LitRPG is fiction with a visible game layer. Characters have stats, skill trees, experience points, levels, and loot, and these mechanics are shown to the reader, often through literal status screens on the page. The setting might be a virtual game world, a real world that operates on game logic, or a fantasy world with RPG-style systems. The appeal is watching a protagonist optimize, level up, and problem-solve within defined rules.
LitRPG is one of the fastest-growing genres in self-publishing and web fiction. Its readership is massive, engaged, and very specific about what they want. If you're writing in this space, understanding the conventions (stat blocks, progression arcs, system consistency) is non-negotiable. Readers will hold you accountable for your math.

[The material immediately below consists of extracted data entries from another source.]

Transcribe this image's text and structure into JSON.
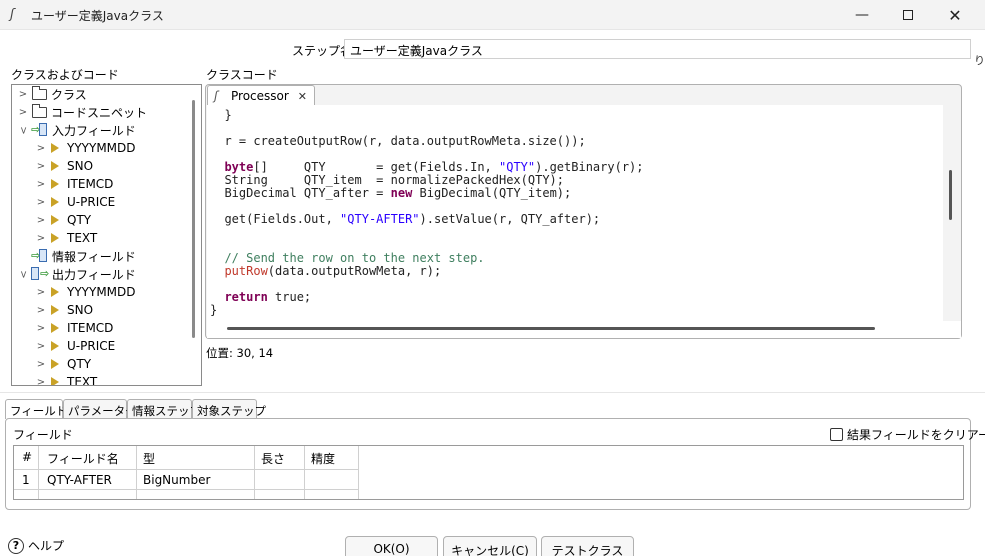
{
  "window": {
    "title": "ユーザー定義Javaクラス",
    "icon": "script-icon",
    "controls": [
      "minimize",
      "maximize",
      "close"
    ]
  },
  "step_name": {
    "label": "ステップ名",
    "value": "ユーザー定義Javaクラス"
  },
  "class_tree": {
    "label": "クラスおよびコード",
    "items": [
      {
        "label": "クラス",
        "icon": "folder-icon",
        "expanded": false
      },
      {
        "label": "コードスニペット",
        "icon": "folder-icon",
        "expanded": false
      },
      {
        "label": "入力フィールド",
        "icon": "input-fields-icon",
        "expanded": true
      },
      {
        "label": "YYYYMMDD",
        "icon": "field-icon"
      },
      {
        "label": "SNO",
        "icon": "field-icon"
      },
      {
        "label": "ITEMCD",
        "icon": "field-icon"
      },
      {
        "label": "U-PRICE",
        "icon": "field-icon"
      },
      {
        "label": "QTY",
        "icon": "field-icon"
      },
      {
        "label": "TEXT",
        "icon": "field-icon"
      },
      {
        "label": "情報フィールド",
        "icon": "info-fields-icon"
      },
      {
        "label": "出力フィールド",
        "icon": "output-fields-icon",
        "expanded": true
      },
      {
        "label": "YYYYMMDD",
        "icon": "field-icon"
      },
      {
        "label": "SNO",
        "icon": "field-icon"
      },
      {
        "label": "ITEMCD",
        "icon": "field-icon"
      },
      {
        "label": "U-PRICE",
        "icon": "field-icon"
      },
      {
        "label": "QTY",
        "icon": "field-icon"
      },
      {
        "label": "TEXT",
        "icon": "field-icon"
      }
    ]
  },
  "class_code": {
    "label": "クラスコード",
    "tab": {
      "label": "Processor",
      "close": "✕"
    },
    "position": "位置: 30, 14",
    "lines": [
      {
        "text": "  }"
      },
      {
        "text": ""
      },
      {
        "text": "  r = createOutputRow(r, data.outputRowMeta.size());"
      },
      {
        "text": ""
      },
      {
        "segments": [
          [
            "kw",
            "  byte"
          ],
          [
            "",
            "[]     QTY       = get(Fields.In, "
          ],
          [
            "str",
            "\"QTY\""
          ],
          [
            "",
            ").getBinary(r);"
          ]
        ]
      },
      {
        "text": "  String     QTY_item  = normalizePackedHex(QTY);"
      },
      {
        "segments": [
          [
            "",
            "  BigDecimal QTY_after = "
          ],
          [
            "kw",
            "new"
          ],
          [
            "",
            " BigDecimal(QTY_item);"
          ]
        ]
      },
      {
        "text": ""
      },
      {
        "segments": [
          [
            "",
            "  get(Fields.Out, "
          ],
          [
            "str",
            "\"QTY-AFTER\""
          ],
          [
            "",
            ").setValue(r, QTY_after);"
          ]
        ]
      },
      {
        "text": ""
      },
      {
        "text": ""
      },
      {
        "segments": [
          [
            "cmt",
            "  // Send the row on to the next step."
          ]
        ]
      },
      {
        "segments": [
          [
            "fn",
            "  putRow"
          ],
          [
            "",
            "(data.outputRowMeta, r);"
          ]
        ]
      },
      {
        "text": ""
      },
      {
        "segments": [
          [
            "kw",
            "  return"
          ],
          [
            "",
            " true;"
          ]
        ]
      },
      {
        "text": "}"
      }
    ]
  },
  "bottom_tabs": [
    "フィールド",
    "パラメーター",
    "情報ステップ",
    "対象ステップ"
  ],
  "fields_panel": {
    "label": "フィールド",
    "clear_checkbox": "結果フィールドをクリアー",
    "columns": [
      "#",
      "フィールド名",
      "型",
      "長さ",
      "精度"
    ],
    "rows": [
      [
        "1",
        "QTY-AFTER",
        "BigNumber",
        "",
        ""
      ]
    ]
  },
  "buttons": {
    "help": "ヘルプ",
    "ok": "OK(O)",
    "cancel": "キャンセル(C)",
    "test": "テストクラス"
  },
  "colors": {
    "keyword": "#7f0055",
    "string": "#2a00ff",
    "comment": "#3f7f5f",
    "function": "#c0392b",
    "field_marker": "#c9a227"
  }
}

Earth becomes a dungeon-crawl reality show. Dark humor, genuine stakes, and a game system that's both absurd and internally consistent.
An isekai LitRPG with a sharp-tongued protagonist navigating a game-like world with strategic depth.
An early English-language LitRPG that helped establish the genre's conventions.
If your game mechanics don't create meaningful choices and constraints, they're just decoration. The system should drive plot decisions.
LitRPG readers track your system closely. If Strength 10 lifts a boulder in chapter 3, it better still lift a boulder in chapter 30.
Design a character class with five stats, three skills, and one obvious weakness. Write a scene where the character must solve a problem that their highest stat can't handle, forcing them to use their lowest stat creatively. The constraint should drive ingenuity.